In its letter to the Eel-Russian River Commission announcing its plans, PG&E states that “the project has key environmental attributes and provides important regional benefits including recreation opportunities and a significant contribution to the Russian River water supply.” Here, PG&E is doing what any rational seller would – seeking the highest possible price for its property by emphasizing its notional benefits, while playing down its many drawbacks. Potential buyers would be wise to carefully investigate these claimed benefits, as well as the costs PG&E is less eager to discuss.
PG&E’s acknowledgment that the Eel River dams are not an economic asset for the company is the most significant fact to emerge from this announcement. If the dams made money, PG&E would be keeping them.
The Eel River dams are in fact not assets, but environmental and economic liabilities. The math on both ledgers is only going to get worse over time. Similarly, while diversions from the Eel River have been convenient for managers of the over-appropriated Russian River, they are very likely to continue to decline in volume, and very unlikely to ever return to the last century’s levels. Though the dams do provide benefits to Russian River interests in the form of water diversions, those benefits pale against significant costs to Eel River fisheries.
PG&E is doing what we expect any American corporation to do – seeking both to protect its shareholders from reasonably foreseeable risks and to maintain the value of its assets over time. Having recognized that the Eel River dams don’t make economic sense as a way to produce electric power, PG&E has suggested that entities interested in both electrical power production and water supply may want to continue operating the dams and diversion to the Russian River.
However, any new owner will have to shoulder the same burdens PG&E has decided are not worth the trouble. These liabilities include the relicensing process now underway before the Federal Energy Regulatory Commission (FERC).
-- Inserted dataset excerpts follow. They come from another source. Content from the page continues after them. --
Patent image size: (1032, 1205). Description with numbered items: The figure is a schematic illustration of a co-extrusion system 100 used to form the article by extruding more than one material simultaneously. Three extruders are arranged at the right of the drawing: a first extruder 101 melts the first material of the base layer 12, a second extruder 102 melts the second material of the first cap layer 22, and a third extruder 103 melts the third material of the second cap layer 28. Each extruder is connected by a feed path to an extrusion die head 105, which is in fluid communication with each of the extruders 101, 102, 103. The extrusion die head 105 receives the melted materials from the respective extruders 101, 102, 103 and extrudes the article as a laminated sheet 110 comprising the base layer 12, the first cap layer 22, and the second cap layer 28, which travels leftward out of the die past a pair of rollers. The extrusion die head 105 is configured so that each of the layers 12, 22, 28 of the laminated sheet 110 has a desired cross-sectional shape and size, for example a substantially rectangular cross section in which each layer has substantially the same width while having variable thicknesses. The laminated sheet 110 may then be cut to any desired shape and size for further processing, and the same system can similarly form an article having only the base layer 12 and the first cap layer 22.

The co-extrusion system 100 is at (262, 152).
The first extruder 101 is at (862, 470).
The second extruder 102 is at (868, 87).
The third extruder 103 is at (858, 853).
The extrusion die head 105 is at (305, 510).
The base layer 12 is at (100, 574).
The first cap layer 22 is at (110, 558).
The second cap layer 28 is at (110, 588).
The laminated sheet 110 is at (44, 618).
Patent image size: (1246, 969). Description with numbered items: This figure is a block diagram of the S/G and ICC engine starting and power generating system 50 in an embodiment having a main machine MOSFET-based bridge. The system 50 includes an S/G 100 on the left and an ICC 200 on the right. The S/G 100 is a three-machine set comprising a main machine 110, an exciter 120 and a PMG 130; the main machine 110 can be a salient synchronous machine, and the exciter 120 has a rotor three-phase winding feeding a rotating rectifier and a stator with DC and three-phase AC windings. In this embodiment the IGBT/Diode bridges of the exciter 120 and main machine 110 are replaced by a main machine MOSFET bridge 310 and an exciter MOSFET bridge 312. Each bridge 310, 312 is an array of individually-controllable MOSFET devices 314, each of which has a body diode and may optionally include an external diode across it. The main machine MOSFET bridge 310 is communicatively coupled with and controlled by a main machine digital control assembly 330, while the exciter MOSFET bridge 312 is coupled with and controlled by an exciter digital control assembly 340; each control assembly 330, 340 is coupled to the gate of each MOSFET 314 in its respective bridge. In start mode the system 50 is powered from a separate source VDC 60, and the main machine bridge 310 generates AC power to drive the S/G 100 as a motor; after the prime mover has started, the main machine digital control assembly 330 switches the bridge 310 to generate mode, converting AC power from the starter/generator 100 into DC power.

A new license is likely to result in additional reductions in the volume of Eel River diversions, as well as substantial costs to comply with mandatory license conditions for fish passage over Scott Dam and water quality protection – not to mention the costs of relicensing itself.
Any potential buyer will also face significant risks and costs associated with dam safety. FERC is refusing to address dam safety issues in relicensing, but that only increases the uncertainty associated with seismic and geotechnical threats, particularly to Scott Dam, which will be a century old when its current license expires in 2022.
PG&E has been investing for years now in geologists’ investigations of the Bartlett Springs Fault, a branch of the San Andreas Fault system which runs only miles east of Scott Dam, but was completely unknown when the dam was built. This work shows the Bartlett Springs Fault is larger and more active than previously thought – and that the area around Gravelly Valley, now the Lake Pillsbury reservoir, shows the most evidence of recent activity along the entire fault. This information only adds to longstanding concerns about the construction of Scott Dam itself and the stability of the southern bank above and behind the dam. We will be interested to see whether potential purchasers will be provided full access to PG&E’s internal assessments of the seismic and geotechnical threats to Scott Dam.